Source: GitHub Commit
Detection Methods for CVE-2026-39851
Indicators of Compromise
- Abnormally high volume of requestEmailChange GraphQL mutation requests from a single user or IP address
- Repeated failed email change requests with different target email addresses in rapid succession
- API access patterns indicating systematic enumeration behavior (sequential or dictionary-based email testing)
Detection Strategies
- Monitor GraphQL query logs for excessive requestEmailChange mutation calls with varying email parameters
- Implement rate limiting on the requestEmailChange endpoint to detect and throttle enumeration attempts
- Set up alerting for authentication patterns that suggest automated scripting against user account mutations
- Analyze WAF logs for patterns consistent with user enumeration attacks
Monitoring Recommendations
- Configure logging to capture all requestEmailChange mutation attempts with source IP and user context
- Establish baseline metrics for email change requests and alert on statistical anomalies
- Implement real-time monitoring dashboards for GraphQL API abuse patterns
- Enable audit logging for all account-related mutations to support forensic investigation
How to Mitigate CVE-2026-39851
Immediate Actions Required
- Upgrade Saleor to the latest patched version corresponding to your branch (3.20.118, 3.21.54, 3.22.47, or 3.23.0a3)
- Review API access logs for evidence of prior enumeration attempts against the requestEmailChange mutation
- Implement rate limiting on GraphQL mutations as an additional defense layer
- Consider enabling CAPTCHA or similar bot-detection mechanisms for sensitive account operations
Patch Information
Security patches have been released across multiple Saleor branches.
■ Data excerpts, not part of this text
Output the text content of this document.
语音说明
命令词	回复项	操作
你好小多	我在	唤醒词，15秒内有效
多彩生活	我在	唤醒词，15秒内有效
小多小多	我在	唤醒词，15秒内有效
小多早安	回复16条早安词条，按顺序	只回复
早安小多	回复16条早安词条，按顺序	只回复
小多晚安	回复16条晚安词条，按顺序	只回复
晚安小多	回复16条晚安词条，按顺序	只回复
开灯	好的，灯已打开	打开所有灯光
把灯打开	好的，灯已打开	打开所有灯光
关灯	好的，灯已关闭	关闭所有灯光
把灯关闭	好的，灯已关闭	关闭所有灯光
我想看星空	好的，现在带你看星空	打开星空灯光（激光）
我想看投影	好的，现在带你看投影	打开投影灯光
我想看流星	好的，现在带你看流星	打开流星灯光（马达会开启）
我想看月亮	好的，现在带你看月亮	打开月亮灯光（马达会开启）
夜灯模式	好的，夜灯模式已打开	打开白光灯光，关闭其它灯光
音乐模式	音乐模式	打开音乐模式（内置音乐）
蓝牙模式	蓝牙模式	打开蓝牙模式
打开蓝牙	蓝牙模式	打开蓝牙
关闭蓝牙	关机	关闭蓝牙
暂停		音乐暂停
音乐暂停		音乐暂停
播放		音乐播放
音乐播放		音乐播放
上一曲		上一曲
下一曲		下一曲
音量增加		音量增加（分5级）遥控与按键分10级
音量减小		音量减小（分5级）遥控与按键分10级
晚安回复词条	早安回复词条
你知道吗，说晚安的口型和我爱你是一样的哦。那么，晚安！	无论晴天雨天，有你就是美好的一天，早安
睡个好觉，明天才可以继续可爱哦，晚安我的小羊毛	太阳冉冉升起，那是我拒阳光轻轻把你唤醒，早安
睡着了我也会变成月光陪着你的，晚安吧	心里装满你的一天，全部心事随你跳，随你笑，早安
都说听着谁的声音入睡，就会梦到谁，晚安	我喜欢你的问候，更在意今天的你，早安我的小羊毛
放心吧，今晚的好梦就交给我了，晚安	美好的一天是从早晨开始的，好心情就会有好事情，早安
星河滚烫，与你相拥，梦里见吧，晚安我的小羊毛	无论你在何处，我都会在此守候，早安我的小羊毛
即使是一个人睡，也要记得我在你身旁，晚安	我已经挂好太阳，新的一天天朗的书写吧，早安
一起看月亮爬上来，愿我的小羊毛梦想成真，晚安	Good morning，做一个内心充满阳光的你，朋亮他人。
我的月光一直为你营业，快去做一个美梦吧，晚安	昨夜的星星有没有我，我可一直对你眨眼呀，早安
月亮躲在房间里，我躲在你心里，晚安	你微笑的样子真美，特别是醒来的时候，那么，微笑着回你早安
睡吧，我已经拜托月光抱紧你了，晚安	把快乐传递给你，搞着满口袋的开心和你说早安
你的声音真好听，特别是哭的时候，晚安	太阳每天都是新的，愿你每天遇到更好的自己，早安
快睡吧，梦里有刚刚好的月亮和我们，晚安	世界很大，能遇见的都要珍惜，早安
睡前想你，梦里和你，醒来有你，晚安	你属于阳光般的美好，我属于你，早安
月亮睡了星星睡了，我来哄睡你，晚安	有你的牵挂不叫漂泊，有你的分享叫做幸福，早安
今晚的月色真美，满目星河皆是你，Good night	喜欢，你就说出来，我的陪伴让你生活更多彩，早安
The fix introduces a new JWT token type for email change confirmation (JWT_CONFIRM_CHANGE_EMAIL_TYPE) and modifies the error handling to prevent information leakage. The patches can be found in the following commits:
For complete details, see the GitHub Security Advisory GHSA-m3rm-m4vq-27x7.
Workarounds
- Implement a Web Application Firewall (WAF) rule to rate-limit requestEmailChange mutations per user/session
- Deploy GraphQL query complexity limiting to prevent bulk enumeration attempts
- Add a uniform response delay to the email change endpoint to mask timing differences
- Consider temporarily disabling the email change functionality until patching is complete
# Example nginx rate limiting configuration for GraphQL endpoint
limit_req_zone $binary_remote_addr zone=graphql_limit:10m rate=10r/m;
location /graphql/ {
limit_req zone=graphql_limit burst=5 nodelay;
proxy_pass http://saleor_backend;
}
Disclaimer: This content was generated using AI. While we strive for accuracy, please verify critical information with official sources.